Neben einem abgeschlossenen Hochschulstudium in einem sozial-, kommunikations- oder medienwissenschaftlichen Studiengang erwarten wir Zusatzqualifikationen und/oder einschlägige Berufserfahrungen im E-Learning-Bereich. Weiterhin sind vertiefte Kenntnisse von Theorien des Online-Lernens, praktische Umsetzung von E-Learning in der Hochschullehre, umfangreiche Erfahrungen im Umgang mit Lernmanagement-Plattformen erforderlich. Erwünscht sind eine längere berufliche Tätigkeit im Bereich E-Learning, gute Englisch- und/oder Französisch-Kenntnisse, Projekterfahrungen und Erfahrungen in der Einwerbung von Drittmitteln.”
In seinem Bewerbungsschreiben vom 14. April 1009 wies der Kläger darauf hin, dass er vor kurzem sein informationswissenschaftliches Masterstudium an der Hochschule D-Stadt abgeschlossen habe, in seiner Masterarbeit sich mit modernen universitären Dienstleistungen im Rahmen der Implementierung von E-Learning-Angeboten befasst habe.

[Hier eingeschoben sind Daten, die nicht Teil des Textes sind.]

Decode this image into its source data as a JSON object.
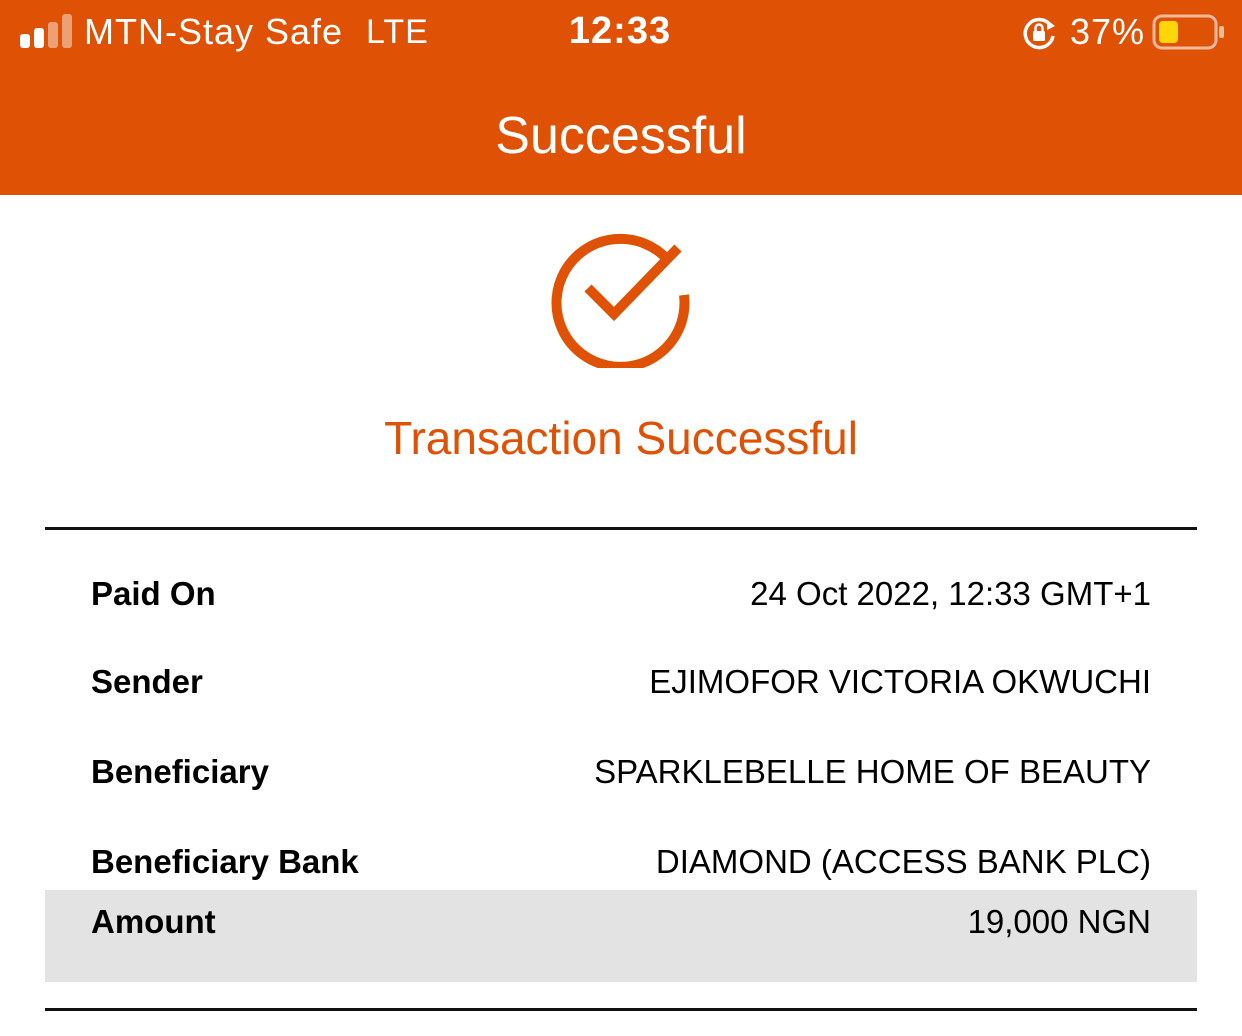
{
  "status_bar": {
    "carrier": "MTN-Stay Safe",
    "network": "LTE",
    "time": "12:33",
    "battery_percent": "37%",
    "icons": [
      "signal-icon",
      "rotation-lock-icon",
      "battery-icon"
    ],
    "signal_bars_filled": 2,
    "signal_bars_total": 4,
    "battery_level": 0.37
  },
  "header": {
    "title": "Successful",
    "background_color": "#df5206"
  },
  "status": {
    "icon": "check-circle-icon",
    "message": "Transaction Successful",
    "accent_color": "#df5206"
  },
  "details": [
    {
      "label": "Paid On",
      "value": "24 Oct 2022, 12:33 GMT+1"
    },
    {
      "label": "Sender",
      "value": "EJIMOFOR VICTORIA OKWUCHI"
    },
    {
      "label": "Beneficiary",
      "value": "SPARKLEBELLE HOME OF BEAUTY"
    },
    {
      "label": "Beneficiary Bank",
      "value": "DIAMOND (ACCESS BANK PLC)"
    },
    {
      "label": "Amount",
      "value": "19,000 NGN"
    }
  ]
}
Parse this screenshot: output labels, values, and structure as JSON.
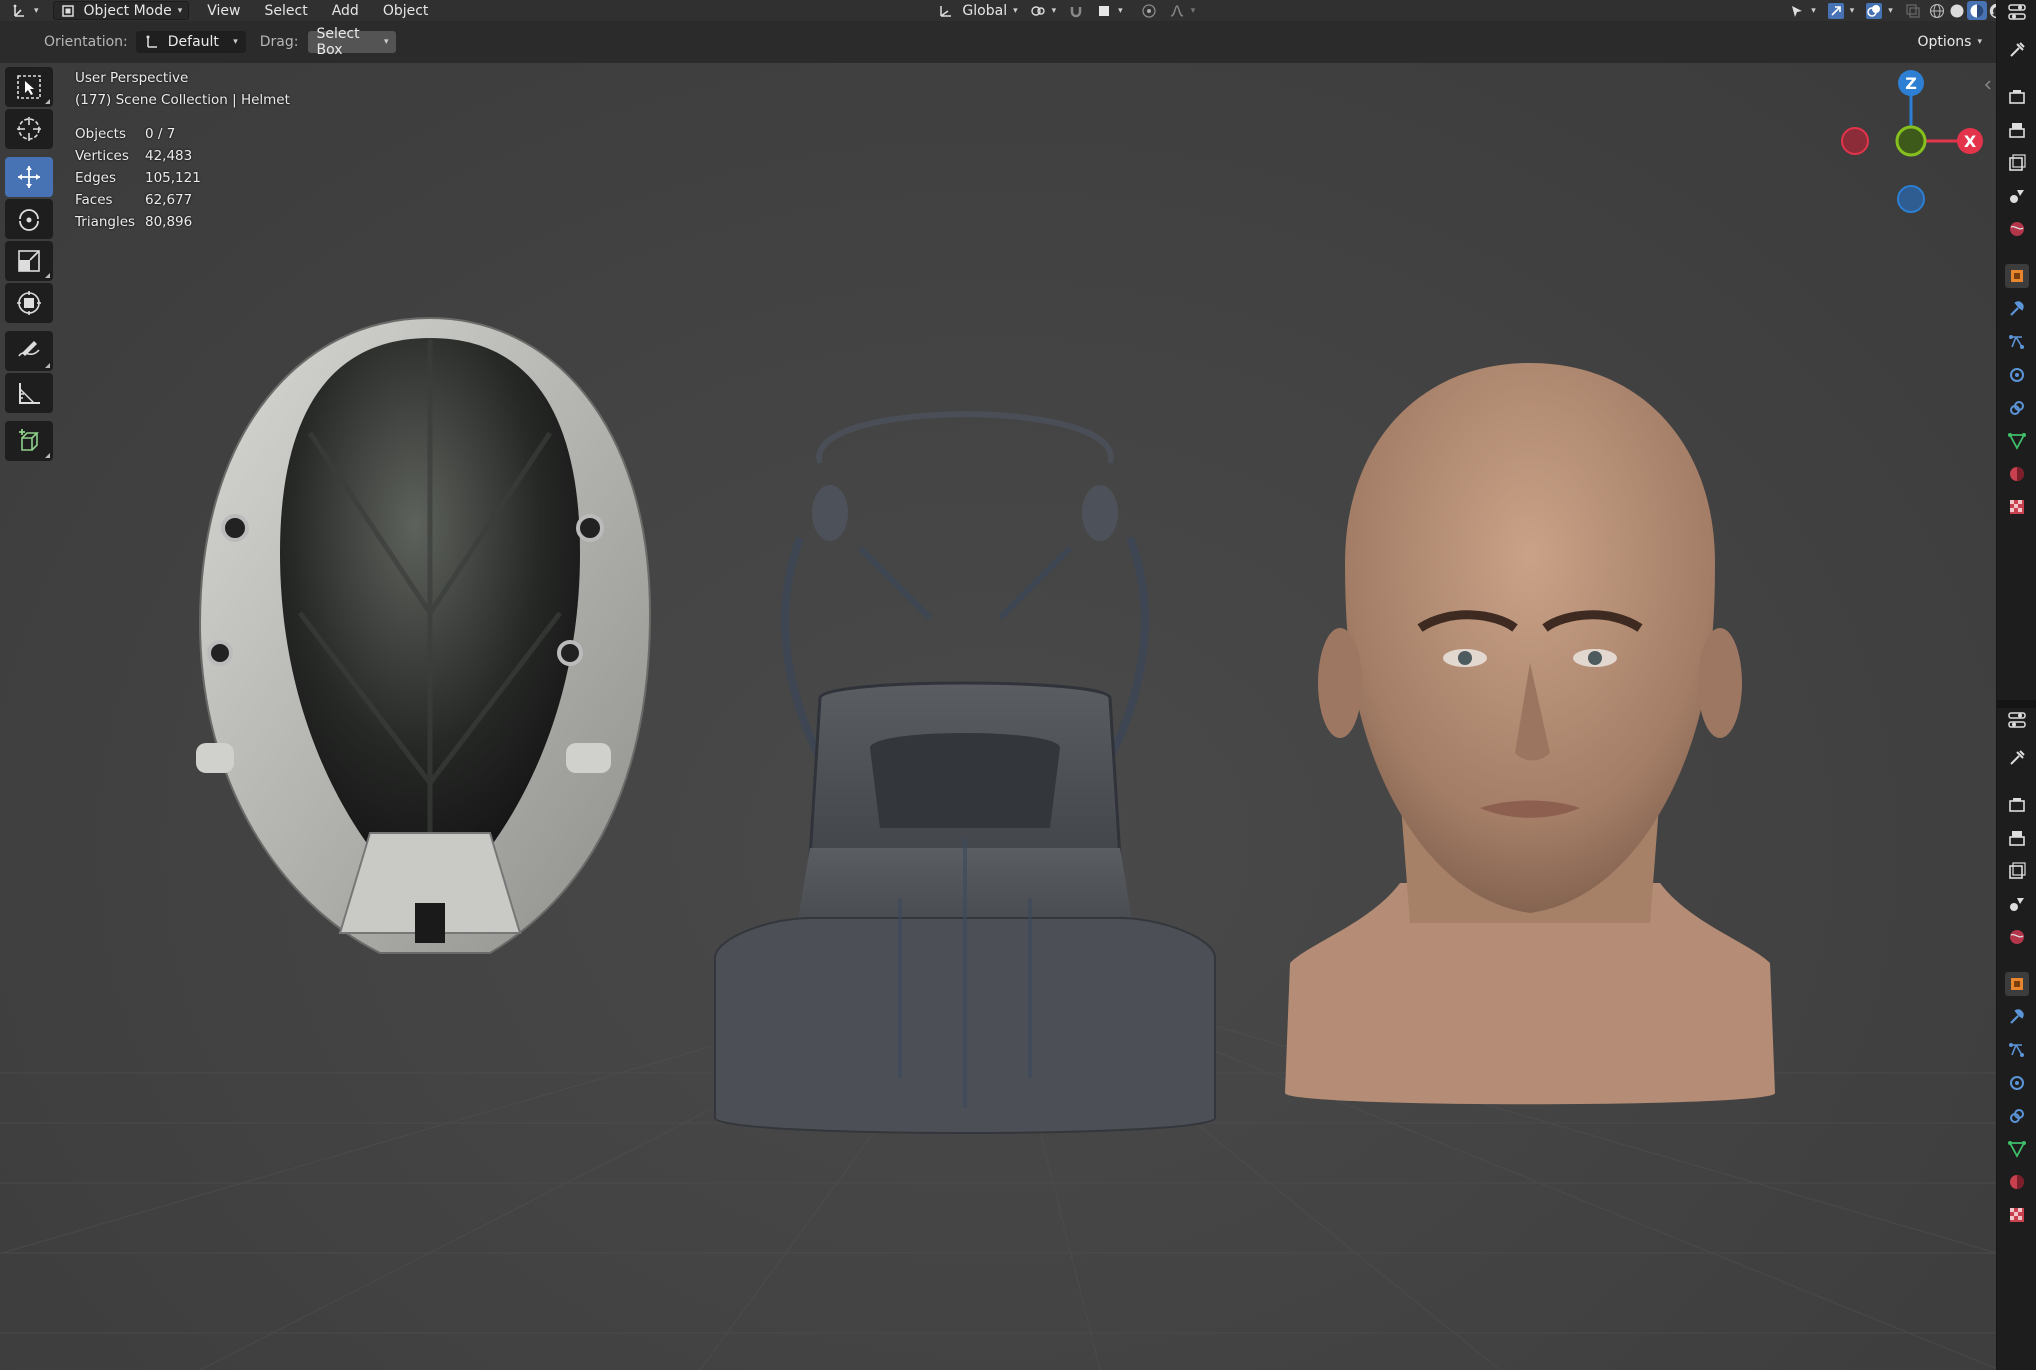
{
  "header": {
    "mode": "Object Mode",
    "menus": [
      "View",
      "Select",
      "Add",
      "Object"
    ],
    "transform_orientation": "Global"
  },
  "tool_settings": {
    "orientation_label": "Orientation:",
    "orientation_value": "Default",
    "drag_label": "Drag:",
    "drag_value": "Select Box",
    "options_label": "Options"
  },
  "viewport": {
    "view_name": "User Perspective",
    "collection": "(177) Scene Collection | Helmet",
    "stats": [
      {
        "label": "Objects",
        "value": "0 / 7"
      },
      {
        "label": "Vertices",
        "value": "42,483"
      },
      {
        "label": "Edges",
        "value": "105,121"
      },
      {
        "label": "Faces",
        "value": "62,677"
      },
      {
        "label": "Triangles",
        "value": "80,896"
      }
    ],
    "gizmo": {
      "z_label": "Z",
      "x_label": "X",
      "colors": {
        "x": "#e4344b",
        "y": "#86c01e",
        "z": "#2d7fd3"
      }
    }
  },
  "toolbar": {
    "tools": [
      "select-box",
      "cursor",
      "move",
      "rotate",
      "scale",
      "transform",
      "annotate",
      "measure",
      "add-cube"
    ],
    "active": "move",
    "accent": "#4772b3"
  },
  "properties_tabs": [
    "tool",
    "render",
    "output",
    "view-layer",
    "scene",
    "world",
    "object",
    "modifiers",
    "particles",
    "physics",
    "constraints",
    "data",
    "material",
    "texture"
  ]
}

Er wies darauf hin, dass er über berufspraktische Erfahrungswerte aus der Tätigkeit in insgesamt vier Dienststellen verfüge und mit den Aspekten modernen Marketings, insbesondere für Hochschulen und ihre Einrichtungen, bestens vertraut sei. Er habe professionelle Kenntnisse des Informations- und Dokumentationswesens sowie der Aufbereitung von Lehrinhalten nach modernen methodisch didaktischen Gesichtspunkten.
Nachdem die Universität sechs Bewerber zum Vorstellungsgespräch eingeladen hatte, darunter nach ihrer Darstellung auch eine schwerbehinderte Bewerberin, den Kläger hingegen nicht, sagte sie ihm mit Schreiben vom 17.06.2009 ab.

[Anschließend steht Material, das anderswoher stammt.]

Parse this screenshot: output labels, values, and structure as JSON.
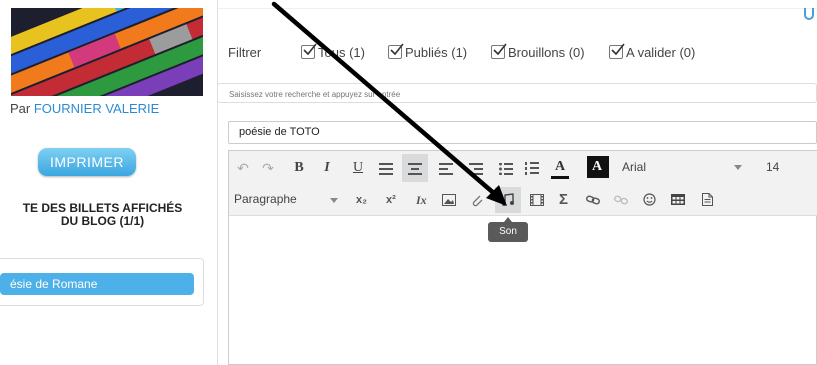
{
  "sidebar": {
    "byline_prefix": "Par ",
    "author": "FOURNIER VALERIE",
    "print_button": "IMPRIMER",
    "list_title_line1": "TE DES BILLETS AFFICHÉS",
    "list_title_line2": "DU BLOG (1/1)",
    "list_items": [
      "ésie de Romane"
    ]
  },
  "filters": {
    "label": "Filtrer",
    "options": [
      {
        "label": "Tous (1)",
        "checked": true
      },
      {
        "label": "Publiés (1)",
        "checked": true
      },
      {
        "label": "Brouillons (0)",
        "checked": true
      },
      {
        "label": "A valider (0)",
        "checked": true
      }
    ]
  },
  "search": {
    "placeholder": "Saisissez votre recherche et appuyez sur entrée"
  },
  "post": {
    "title": "poésie de TOTO"
  },
  "editor": {
    "font_family": "Arial",
    "font_size": "14",
    "format": "Paragraphe",
    "bold": "B",
    "italic": "I",
    "underline": "U",
    "text_color_glyph": "A",
    "bg_color_glyph": "A",
    "sigma": "Σ",
    "subscript": "x₂",
    "superscript": "x²",
    "clear_format": "Ix"
  },
  "tooltip": {
    "text": "Son"
  },
  "colors": {
    "accent": "#4eb0e8",
    "link": "#2a8ccf",
    "tooltip": "#5a5a5a"
  }
}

Der Kläger hat mit Schreiben vom 05.08.2009 einen Entschädigungsanspruch geltend gemacht und nach Ablehnung diesen mit am 30.10.2009 beim Arbeitsgericht Trier eingegangener Klage weiter verfolgt.
Der Kläger hat vorgetragen, er habe belegt, dass er für die Stelle geeignet sei, nähere Erläuterungen hätte er im Vorstellungsgespräch geben können. Weil er hierzu nicht eingeladen worden sei, sei er als Schwerbehinderter benachteiligt worden und habe einen Entschädigungsanspruch.
Der Kläger hat beantragt,
die Beklagte zu verurteilen, an ihn eine angemessene Entschädigung in Geld, deren genaue Höhe in das Ermessen des Gerichts gestellt wird, nach § 81 Abs. 2 SGB IX i. V. m. dem allgemeinen Gleichbehandlungsgesetz zu zahlen.
Das beklagte Land hat beantragt,
die Klage abzuweisen.
Es hat vorgetragen, es sei nicht verpflichtet gewesen, den Kläger zum Vorstellungsgespräch einzuladen, da er für die ausgeschriebene Stelle offensichtlich fachlich ungeeignet gewesen sei.
Wegen der weiteren Einzelheiten des Sach- und Streitstandes erster Instanz wird auf den Tatbestand des Urteils des Arbeitsgerichts Trier vom 11.05.2010 (2 Ca 1585/09) verwiesen.
Das Arbeitsgericht hat die Klage abgewiesen und im Wesentlichen au...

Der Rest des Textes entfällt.